If you’re one of those who thought even the Multistrada Pikes Peak wasn’t ‘sporty’ enough, the Italian bikemaker has something in store for you. Presenting the Ducati Multistrada V4 RS — perhaps the sportiest iteration of the Multi to exist yet, even more sportier than the Pikes Peak. The Multistrada V4 RS gets the same heart as the Panigale and the Streetfighter, along with other mechanical components that focus on being lightweight and making it track-friendly. Sounds exciting?
The V4 RS is recognizable as a Multistrada, but it gets a special Iceberg white livery with MotoGP-derived graphics, a huge RS sticker, along with carbon fibre components, golden USD forks, and a smaller 17-inch front wheel. The rear continues with a 19-inch wheel, and the tail section is slimmer as well.
Powering the Ducati Multistrada V4 RS is the 1103 cc Desmosedici Stradale engine shared with the Panigale and Streetfighter, churning out 177 horses at 12,500 rpm, along with 12.02 kgm of torque at 9500 rpm. The aluminum billet dry clutch contributes to the sporty nature of the motorcycle, providing an enhanced feedback. Ducati also says that the final drive ratio has been shortened, while the rest of the gear ratios are unchanged. It also receives a special-developed Akrapovic silencer.
The Multistrada V4 RS is underpinned by an aluminum monocoque chassis with a titanium sub-frame. This setup makes use of Ohlins Smart EC 2.0 suspension on both ends — 50 mm fully-adjustable USD forks with TiN treatment, along with a TTX36 monoshock.

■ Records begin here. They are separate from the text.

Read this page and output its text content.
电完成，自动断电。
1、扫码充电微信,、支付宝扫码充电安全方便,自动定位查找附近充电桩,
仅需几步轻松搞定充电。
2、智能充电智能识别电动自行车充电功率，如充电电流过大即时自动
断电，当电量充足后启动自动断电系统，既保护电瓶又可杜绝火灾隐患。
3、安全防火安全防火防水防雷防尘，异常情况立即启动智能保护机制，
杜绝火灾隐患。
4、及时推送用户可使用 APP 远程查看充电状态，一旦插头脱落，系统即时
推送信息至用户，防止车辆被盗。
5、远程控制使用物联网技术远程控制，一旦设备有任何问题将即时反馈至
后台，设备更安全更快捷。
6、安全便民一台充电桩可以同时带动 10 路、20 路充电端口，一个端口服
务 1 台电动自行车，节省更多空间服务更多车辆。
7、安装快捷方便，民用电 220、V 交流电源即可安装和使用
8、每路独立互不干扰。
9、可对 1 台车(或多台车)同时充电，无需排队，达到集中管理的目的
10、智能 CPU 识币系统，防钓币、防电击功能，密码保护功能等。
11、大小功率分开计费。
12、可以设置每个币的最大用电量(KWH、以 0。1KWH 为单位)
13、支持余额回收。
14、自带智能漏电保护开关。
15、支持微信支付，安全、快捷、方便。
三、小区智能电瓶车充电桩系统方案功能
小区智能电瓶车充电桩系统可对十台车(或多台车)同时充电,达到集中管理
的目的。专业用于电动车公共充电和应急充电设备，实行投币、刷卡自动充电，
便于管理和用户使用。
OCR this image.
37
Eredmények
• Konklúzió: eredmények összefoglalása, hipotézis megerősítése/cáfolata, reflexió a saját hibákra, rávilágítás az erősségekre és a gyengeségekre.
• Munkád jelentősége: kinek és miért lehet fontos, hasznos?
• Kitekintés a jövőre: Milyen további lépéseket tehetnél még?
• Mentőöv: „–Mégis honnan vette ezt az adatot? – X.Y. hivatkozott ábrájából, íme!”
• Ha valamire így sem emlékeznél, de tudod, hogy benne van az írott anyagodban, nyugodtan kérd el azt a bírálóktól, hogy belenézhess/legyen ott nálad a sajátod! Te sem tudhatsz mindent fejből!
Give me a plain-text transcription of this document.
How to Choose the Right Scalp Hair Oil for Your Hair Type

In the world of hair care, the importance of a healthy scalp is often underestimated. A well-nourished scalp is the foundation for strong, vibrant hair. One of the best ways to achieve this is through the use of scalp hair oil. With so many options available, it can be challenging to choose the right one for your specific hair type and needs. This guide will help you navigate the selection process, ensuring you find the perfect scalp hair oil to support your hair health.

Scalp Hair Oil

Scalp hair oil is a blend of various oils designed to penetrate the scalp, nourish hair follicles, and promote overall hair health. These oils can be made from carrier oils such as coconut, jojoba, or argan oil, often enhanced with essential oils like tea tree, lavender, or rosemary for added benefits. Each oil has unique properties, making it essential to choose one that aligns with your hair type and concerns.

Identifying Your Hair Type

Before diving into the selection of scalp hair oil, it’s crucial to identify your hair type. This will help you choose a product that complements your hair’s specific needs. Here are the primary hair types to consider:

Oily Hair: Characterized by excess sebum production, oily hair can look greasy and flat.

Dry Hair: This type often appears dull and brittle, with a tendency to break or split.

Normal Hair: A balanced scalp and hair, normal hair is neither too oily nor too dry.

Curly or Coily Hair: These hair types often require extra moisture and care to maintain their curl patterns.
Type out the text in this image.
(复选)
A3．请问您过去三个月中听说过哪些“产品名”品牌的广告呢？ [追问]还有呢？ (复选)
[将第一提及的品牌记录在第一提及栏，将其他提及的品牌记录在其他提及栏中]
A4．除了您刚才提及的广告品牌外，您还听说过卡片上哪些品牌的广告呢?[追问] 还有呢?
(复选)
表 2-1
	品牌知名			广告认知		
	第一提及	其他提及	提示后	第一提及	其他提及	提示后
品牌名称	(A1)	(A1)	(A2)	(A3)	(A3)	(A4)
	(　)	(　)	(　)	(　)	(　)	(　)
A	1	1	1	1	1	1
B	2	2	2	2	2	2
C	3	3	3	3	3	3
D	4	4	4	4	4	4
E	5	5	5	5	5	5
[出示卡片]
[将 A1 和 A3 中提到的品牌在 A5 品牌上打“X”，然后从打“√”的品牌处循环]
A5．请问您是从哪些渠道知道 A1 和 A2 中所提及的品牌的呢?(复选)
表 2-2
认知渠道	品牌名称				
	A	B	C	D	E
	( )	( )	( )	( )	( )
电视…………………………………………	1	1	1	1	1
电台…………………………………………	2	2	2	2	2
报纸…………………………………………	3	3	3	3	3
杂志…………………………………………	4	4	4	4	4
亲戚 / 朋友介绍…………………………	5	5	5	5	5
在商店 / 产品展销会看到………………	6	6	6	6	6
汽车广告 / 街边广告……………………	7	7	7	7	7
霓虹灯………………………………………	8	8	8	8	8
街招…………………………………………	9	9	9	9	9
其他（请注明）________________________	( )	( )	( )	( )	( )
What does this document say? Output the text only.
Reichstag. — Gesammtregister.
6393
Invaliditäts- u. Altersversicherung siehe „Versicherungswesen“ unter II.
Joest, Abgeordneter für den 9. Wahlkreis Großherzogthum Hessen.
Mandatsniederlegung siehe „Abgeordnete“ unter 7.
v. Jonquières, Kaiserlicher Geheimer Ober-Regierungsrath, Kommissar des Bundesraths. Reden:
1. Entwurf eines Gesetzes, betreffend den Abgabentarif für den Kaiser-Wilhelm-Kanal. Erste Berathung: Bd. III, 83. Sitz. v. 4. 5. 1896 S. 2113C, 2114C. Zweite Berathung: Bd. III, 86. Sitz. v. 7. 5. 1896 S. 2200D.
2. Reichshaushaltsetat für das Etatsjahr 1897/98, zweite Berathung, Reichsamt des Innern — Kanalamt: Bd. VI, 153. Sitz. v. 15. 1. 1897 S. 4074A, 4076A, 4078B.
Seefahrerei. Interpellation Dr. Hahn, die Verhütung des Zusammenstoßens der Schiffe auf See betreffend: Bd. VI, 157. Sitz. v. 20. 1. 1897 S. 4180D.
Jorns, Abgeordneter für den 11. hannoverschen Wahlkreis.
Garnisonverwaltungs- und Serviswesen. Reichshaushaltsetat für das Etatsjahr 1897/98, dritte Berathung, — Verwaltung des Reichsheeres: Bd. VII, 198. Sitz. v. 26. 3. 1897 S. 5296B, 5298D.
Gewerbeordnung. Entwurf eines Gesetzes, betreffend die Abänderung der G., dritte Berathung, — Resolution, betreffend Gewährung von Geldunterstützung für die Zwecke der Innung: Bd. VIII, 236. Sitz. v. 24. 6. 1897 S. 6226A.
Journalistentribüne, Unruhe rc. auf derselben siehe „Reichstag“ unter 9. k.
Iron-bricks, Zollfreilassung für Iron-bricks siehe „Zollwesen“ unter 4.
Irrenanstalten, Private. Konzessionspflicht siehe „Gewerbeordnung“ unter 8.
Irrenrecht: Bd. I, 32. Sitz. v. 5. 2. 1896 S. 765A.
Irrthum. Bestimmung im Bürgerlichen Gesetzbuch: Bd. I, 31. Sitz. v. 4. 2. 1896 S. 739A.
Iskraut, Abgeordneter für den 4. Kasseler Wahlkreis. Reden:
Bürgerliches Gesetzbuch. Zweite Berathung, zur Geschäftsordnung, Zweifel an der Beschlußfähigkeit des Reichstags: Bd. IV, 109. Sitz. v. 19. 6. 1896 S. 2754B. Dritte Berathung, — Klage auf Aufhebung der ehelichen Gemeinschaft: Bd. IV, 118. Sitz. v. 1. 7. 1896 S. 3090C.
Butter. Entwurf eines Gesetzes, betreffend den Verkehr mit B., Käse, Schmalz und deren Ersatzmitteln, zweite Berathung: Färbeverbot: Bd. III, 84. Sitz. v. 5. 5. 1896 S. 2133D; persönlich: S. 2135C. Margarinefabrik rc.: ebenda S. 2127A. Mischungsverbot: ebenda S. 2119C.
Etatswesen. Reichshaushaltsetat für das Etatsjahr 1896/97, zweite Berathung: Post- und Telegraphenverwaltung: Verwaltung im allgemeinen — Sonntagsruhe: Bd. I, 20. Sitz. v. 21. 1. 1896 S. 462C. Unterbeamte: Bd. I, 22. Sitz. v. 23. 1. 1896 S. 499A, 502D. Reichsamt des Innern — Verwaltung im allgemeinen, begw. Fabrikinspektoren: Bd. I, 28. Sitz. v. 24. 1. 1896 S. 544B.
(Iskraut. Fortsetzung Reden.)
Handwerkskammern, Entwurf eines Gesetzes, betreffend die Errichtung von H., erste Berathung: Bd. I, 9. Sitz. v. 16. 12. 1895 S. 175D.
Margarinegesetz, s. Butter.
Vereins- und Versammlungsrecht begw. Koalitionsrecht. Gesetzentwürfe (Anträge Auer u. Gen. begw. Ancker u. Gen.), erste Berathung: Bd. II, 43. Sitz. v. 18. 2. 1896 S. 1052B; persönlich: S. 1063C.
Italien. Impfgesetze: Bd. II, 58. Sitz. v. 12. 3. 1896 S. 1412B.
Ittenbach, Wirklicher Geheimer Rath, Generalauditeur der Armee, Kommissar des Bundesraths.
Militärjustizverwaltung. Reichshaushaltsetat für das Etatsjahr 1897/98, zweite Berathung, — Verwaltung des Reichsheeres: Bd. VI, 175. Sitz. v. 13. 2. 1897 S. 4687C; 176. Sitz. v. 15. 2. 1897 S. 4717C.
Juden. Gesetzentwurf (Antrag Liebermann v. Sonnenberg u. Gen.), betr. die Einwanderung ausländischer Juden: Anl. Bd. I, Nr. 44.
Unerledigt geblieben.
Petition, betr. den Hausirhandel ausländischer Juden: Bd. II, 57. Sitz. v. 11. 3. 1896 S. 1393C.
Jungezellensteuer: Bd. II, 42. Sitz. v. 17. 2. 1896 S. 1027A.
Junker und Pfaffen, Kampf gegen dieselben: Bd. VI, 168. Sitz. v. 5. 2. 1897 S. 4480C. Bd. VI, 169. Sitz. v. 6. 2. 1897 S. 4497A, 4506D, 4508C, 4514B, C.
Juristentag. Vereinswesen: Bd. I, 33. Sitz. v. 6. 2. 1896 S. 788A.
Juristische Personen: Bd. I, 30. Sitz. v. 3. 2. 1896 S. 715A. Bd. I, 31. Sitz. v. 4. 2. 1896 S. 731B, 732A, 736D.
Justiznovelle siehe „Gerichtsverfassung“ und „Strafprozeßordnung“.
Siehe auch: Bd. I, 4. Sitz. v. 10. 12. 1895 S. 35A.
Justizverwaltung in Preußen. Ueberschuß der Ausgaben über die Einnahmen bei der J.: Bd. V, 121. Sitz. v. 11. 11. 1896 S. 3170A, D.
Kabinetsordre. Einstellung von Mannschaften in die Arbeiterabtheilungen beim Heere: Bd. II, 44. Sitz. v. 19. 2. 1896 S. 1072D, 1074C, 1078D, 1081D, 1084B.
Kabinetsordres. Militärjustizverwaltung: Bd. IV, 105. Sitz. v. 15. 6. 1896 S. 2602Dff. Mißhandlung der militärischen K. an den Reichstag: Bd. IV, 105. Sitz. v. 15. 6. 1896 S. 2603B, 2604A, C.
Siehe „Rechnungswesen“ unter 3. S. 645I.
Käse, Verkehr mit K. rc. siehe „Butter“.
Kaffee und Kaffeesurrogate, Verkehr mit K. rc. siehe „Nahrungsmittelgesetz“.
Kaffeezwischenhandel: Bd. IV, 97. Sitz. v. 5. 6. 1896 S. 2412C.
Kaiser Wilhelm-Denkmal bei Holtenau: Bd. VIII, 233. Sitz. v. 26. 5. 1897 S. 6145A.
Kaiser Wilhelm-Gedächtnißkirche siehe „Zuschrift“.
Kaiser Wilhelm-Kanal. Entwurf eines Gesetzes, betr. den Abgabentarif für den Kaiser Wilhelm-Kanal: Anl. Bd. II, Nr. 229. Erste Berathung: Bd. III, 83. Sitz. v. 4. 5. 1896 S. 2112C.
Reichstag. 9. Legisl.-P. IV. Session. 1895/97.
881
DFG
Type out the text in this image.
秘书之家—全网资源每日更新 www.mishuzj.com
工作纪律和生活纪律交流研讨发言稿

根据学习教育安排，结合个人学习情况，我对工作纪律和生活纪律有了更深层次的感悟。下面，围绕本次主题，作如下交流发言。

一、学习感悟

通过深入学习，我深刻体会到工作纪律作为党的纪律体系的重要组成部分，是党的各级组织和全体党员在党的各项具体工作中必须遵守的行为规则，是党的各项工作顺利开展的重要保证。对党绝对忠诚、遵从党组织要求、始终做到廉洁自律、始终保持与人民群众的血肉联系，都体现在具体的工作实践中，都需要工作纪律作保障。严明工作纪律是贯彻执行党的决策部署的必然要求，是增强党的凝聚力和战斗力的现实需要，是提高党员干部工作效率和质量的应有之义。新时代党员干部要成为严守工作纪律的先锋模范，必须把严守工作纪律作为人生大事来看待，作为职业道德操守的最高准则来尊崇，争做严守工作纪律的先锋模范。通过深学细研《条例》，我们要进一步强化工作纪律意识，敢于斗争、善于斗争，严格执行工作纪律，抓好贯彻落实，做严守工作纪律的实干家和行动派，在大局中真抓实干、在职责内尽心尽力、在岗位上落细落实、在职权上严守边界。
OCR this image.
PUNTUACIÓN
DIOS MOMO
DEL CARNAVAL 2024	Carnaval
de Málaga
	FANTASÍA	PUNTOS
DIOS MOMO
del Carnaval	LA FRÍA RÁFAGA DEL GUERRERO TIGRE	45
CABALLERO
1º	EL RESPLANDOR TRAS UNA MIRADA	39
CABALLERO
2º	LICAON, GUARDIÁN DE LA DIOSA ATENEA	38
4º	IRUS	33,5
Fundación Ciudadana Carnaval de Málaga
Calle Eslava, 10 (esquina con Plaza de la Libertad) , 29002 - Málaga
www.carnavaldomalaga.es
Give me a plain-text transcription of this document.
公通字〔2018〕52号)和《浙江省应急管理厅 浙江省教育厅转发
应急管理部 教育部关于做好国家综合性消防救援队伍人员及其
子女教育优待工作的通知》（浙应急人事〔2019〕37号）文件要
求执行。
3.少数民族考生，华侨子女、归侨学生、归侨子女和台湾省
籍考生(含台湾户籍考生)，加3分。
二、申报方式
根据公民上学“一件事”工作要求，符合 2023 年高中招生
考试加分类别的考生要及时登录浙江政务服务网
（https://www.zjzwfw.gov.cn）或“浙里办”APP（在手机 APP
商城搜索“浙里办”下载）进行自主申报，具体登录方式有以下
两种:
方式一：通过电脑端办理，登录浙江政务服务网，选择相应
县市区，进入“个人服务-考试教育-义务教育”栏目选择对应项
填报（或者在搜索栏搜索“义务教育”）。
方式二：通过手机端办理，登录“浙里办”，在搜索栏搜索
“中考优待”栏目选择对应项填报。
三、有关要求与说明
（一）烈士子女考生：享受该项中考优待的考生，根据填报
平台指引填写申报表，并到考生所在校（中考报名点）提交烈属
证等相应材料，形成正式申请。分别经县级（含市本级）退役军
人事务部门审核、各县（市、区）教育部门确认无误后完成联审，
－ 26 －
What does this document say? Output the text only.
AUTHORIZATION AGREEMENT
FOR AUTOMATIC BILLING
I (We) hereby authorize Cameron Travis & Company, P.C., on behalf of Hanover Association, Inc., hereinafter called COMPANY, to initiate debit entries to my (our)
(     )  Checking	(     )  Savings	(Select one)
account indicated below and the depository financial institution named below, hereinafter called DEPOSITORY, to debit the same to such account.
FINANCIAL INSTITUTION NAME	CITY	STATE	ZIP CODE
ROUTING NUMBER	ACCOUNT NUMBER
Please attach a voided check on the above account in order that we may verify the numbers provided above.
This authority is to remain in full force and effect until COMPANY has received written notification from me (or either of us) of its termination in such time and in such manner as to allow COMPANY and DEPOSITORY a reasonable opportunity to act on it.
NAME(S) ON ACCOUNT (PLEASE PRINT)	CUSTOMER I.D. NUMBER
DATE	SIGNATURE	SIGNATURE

Both ends receive 170 mm of wheel travel. The Multi V4 RS gets a 17-inch wheel at the front and a 19-inch wheel at the rear, both shod on Pirelli Scoprion Trail II tyres. Braking is taken care of by 330 mm semi-floating twin discs with radially-mounted Stylema monobloc callipers at the front, and a 265 mm disc with a dual-piston calliper at the rear.
In terms of features, the Multistrada V4 RS is similar to the rest of the Multi lineup, with the exception of a new ‘Race’ riding mode replacing Enduro, for obvious reasons. The rest of the features it gets are adaptive cruise control, blind spot detection, wheelie and traction control, cornering ABS, a 6.5-inch TFT screen, and engine braking control among other things.
So can we expect to see it in India? Given that Ducati launches nearly most of its lineup here, we do not see why not. However, we expect it to come with a rather heavy price tag, and in limited numbers. Competition? The BMW M 1000 XR comes to mind, but that’s still in prototype phase.